Item 2 to the Original Schedule 13D is hereby supplemented and amended by adding the following:
SunPower Equity Holdings, LLC is a member managed limited liability company organized under the laws of the state of Delaware. SunPower Corporation is the sole
member of SunPower Equity Holdings, LLC. SunPower Equity Holdings, LLCs principal business is to act as a holding company for certain shares of Common Stock to facilitate the transactions contemplated by the Pledge Agreement and Loan
Agreement.
During the past five years neither SunPower nor, to the best of SunPowers knowledge, any of its directors, executive officers or control
persons (i) has been convicted in a criminal proceeding (excluding traffic violations or similar misdemeanors) or (ii) has been party to a civil proceeding of a judicial or administrative body of a competent jurisdiction and as a result of
such proceeding was or is subject to a judgment, decree or final order enjoining future violations of, or prohibiting or mandating activities subject to, federal or state securities laws or finding any violation with respect to such laws.

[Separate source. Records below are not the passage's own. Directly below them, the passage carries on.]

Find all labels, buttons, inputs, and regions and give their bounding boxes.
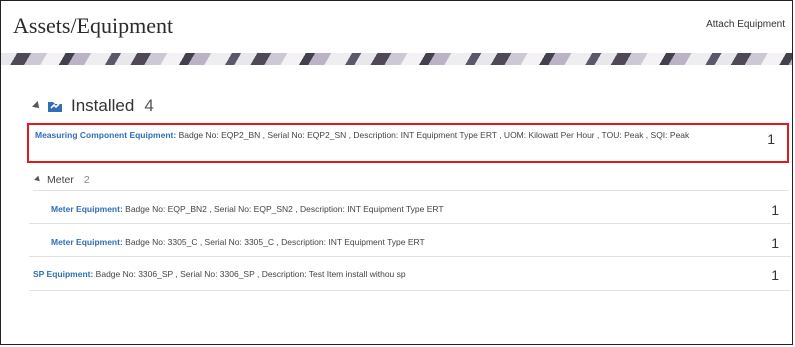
list-item-meter-equipment-1[interactable]: Meter Equipment: Badge No: EQP_BN2 , Ser…: [29, 194, 791, 224]
attach-equipment-link[interactable]: Attach Equipment: [706, 19, 785, 30]
list-item-meter-equipment-2[interactable]: Meter Equipment: Badge No: 3305_C , Seri…: [29, 227, 791, 257]
panel-header: Assets/Equipment Attach Equipment: [1, 1, 792, 47]
installed-label: Installed: [71, 96, 135, 115]
meter-group-count: 2: [83, 173, 90, 186]
item-count: 1: [767, 131, 775, 147]
assets-equipment-panel: Assets/Equipment Attach Equipment Instal…: [0, 0, 793, 345]
meter-group-label: Meter: [47, 173, 74, 186]
measuring-component-details: Badge No: EQP2_BN , Serial No: EQP2_SN ,…: [178, 130, 690, 140]
item-count: 1: [771, 202, 779, 218]
meter-equipment-link[interactable]: Meter Equipment:: [51, 237, 123, 247]
sp-equipment-details: Badge No: 3306_SP , Serial No: 3306_SP ,…: [95, 269, 406, 279]
equipment-folder-icon: [48, 102, 62, 112]
page-title: Assets/Equipment: [13, 13, 174, 38]
item-count: 1: [771, 235, 779, 251]
installed-group-header[interactable]: Installed 4: [32, 94, 154, 118]
meter-group-header[interactable]: Meter 2: [33, 169, 789, 191]
expand-triangle-icon[interactable]: [32, 101, 42, 111]
meter-equipment-details: Badge No: 3305_C , Serial No: 3305_C , D…: [125, 237, 425, 247]
installed-count: 4: [144, 96, 154, 115]
meter-equipment-details: Badge No: EQP_BN2 , Serial No: EQP_SN2 ,…: [125, 204, 444, 214]
meter-equipment-link[interactable]: Meter Equipment:: [51, 204, 123, 214]
list-item-sp-equipment[interactable]: SP Equipment: Badge No: 3306_SP , Serial…: [29, 259, 791, 291]
list-item-measuring-component[interactable]: Measuring Component Equipment: Badge No:…: [27, 123, 789, 163]
item-count: 1: [771, 267, 779, 283]
sp-equipment-link[interactable]: SP Equipment:: [33, 269, 93, 279]
measuring-component-link[interactable]: Measuring Component Equipment:: [35, 130, 176, 140]
expand-triangle-icon[interactable]: [34, 175, 42, 184]
decorative-banner: [1, 53, 792, 65]
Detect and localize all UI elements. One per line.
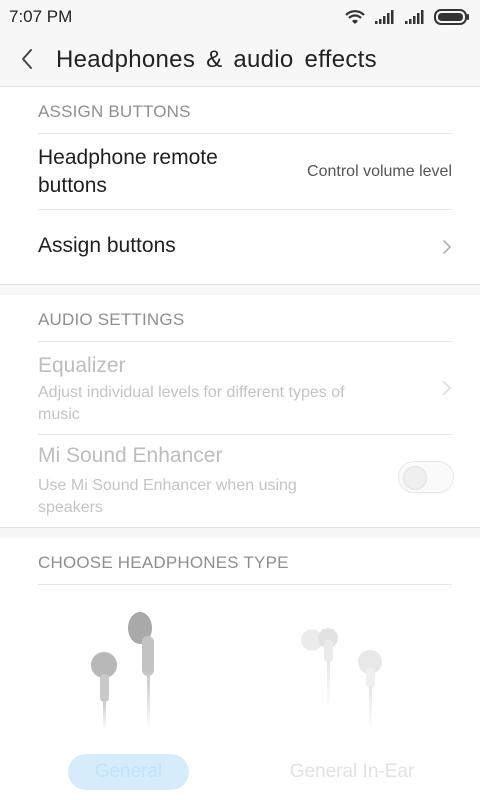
section-header-audio-settings: AUDIO SETTINGS bbox=[38, 310, 185, 329]
divider bbox=[38, 584, 452, 585]
section-header-assign-buttons: ASSIGN BUTTONS bbox=[38, 102, 191, 121]
signal-icon bbox=[405, 10, 424, 24]
row-subtitle-line2: speakers bbox=[38, 499, 103, 516]
mi-sound-enhancer-row[interactable]: Mi Sound Enhancer Use Mi Sound Enhancer … bbox=[0, 435, 480, 527]
toggle-knob bbox=[403, 466, 427, 490]
headphones-option-label-in-ear[interactable]: General In-Ear bbox=[272, 754, 432, 790]
status-icons bbox=[344, 6, 470, 28]
section-header-headphones-type: CHOOSE HEADPHONES TYPE bbox=[38, 553, 289, 572]
chevron-right-icon bbox=[443, 381, 451, 395]
row-value: Control volume level bbox=[307, 163, 452, 180]
row-subtitle-line1: Adjust individual levels for different t… bbox=[38, 384, 345, 401]
row-title: Assign buttons bbox=[38, 234, 176, 257]
earbuds-icon bbox=[91, 612, 154, 730]
row-title-line1: Headphone remote bbox=[38, 146, 218, 169]
row-title: Equalizer bbox=[38, 354, 126, 377]
chevron-left-icon bbox=[22, 49, 32, 69]
section-divider bbox=[0, 284, 480, 285]
wifi-icon bbox=[345, 10, 365, 24]
row-title-line2: buttons bbox=[38, 174, 107, 197]
status-time: 7:07 PM bbox=[9, 7, 73, 26]
in-ear-earphones-icon bbox=[301, 628, 382, 730]
signal-icon bbox=[375, 10, 394, 24]
headphone-remote-buttons-row[interactable]: Headphone remote buttons Control volume … bbox=[0, 134, 480, 209]
title-bar: Headphones & audio effects bbox=[0, 34, 480, 87]
battery-icon bbox=[434, 9, 469, 25]
assign-buttons-row[interactable]: Assign buttons bbox=[0, 210, 480, 284]
back-button[interactable] bbox=[14, 44, 44, 74]
row-title: Mi Sound Enhancer bbox=[38, 444, 223, 467]
row-subtitle-line2: music bbox=[38, 406, 80, 423]
audio-settings-section: AUDIO SETTINGS Equalizer Adjust individu… bbox=[0, 295, 480, 527]
status-bar: 7:07 PM bbox=[0, 0, 480, 34]
page-title: Headphones & audio effects bbox=[56, 46, 377, 73]
row-subtitle-line1: Use Mi Sound Enhancer when using bbox=[38, 477, 297, 494]
headphones-option-label-general[interactable]: General bbox=[68, 754, 189, 790]
assign-buttons-section: ASSIGN BUTTONS Headphone remote buttons … bbox=[0, 87, 480, 284]
sound-enhancer-toggle[interactable] bbox=[398, 461, 454, 493]
section-divider bbox=[0, 527, 480, 528]
equalizer-row[interactable]: Equalizer Adjust individual levels for d… bbox=[0, 342, 480, 434]
chevron-right-icon bbox=[443, 240, 451, 254]
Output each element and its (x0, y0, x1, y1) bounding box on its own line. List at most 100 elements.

Item 3. Source and Amount of Funds or Other Consideration.
Item 3 to the Original Schedule 13D is hereby supplemented and amended by adding the following:
SunPower Corporation contributed 6,500,000 shares of Common Stock to its wholly-owned subsidiary SunPower Equity Holdings, LLC in exchange for 100% of the
membership interest in SunPower Equity Holdings, LLC. No additional consideration was paid for the shares of Common Stock.
Item 4. Purpose of
Transaction
The information set forth in the cover pages and in Item 2 and Item 3 hereof is incorporated by reference into this Item 4.
The third paragraph of Item 4 to the Original Schedule 13D is hereby amended and restated in its entirety as follows:
The shares of Common Stock that may be deemed to be beneficially owned by SunPower, as reported herein, were acquired for investment purposes. SunPower
retains the right to change its investment intent from time to time, and to engage in transactions to acquire, sell, hedge, pledge, or use as collateral for one or more loans or credit facilities the shares of Common Stock or other securities of the
Issuer owned by it, based on market conditions and other factors it may deem relevant. Except as described herein, SunPower currently has no other plans or proposals which would be related to or would result in any of the matters described in Items
4(a)-(j) of the Instructions to Schedule 13D. However, as part of the ongoing evaluation of the investment and investment alternatives, SunPower may consider such matters and, subject to applicable law, may formulate a plan with respect to such
matters, and, from time to time, may hold discussions with or make formal proposals to management or the Board of Directors of the Issuer or other third parties regarding such matters.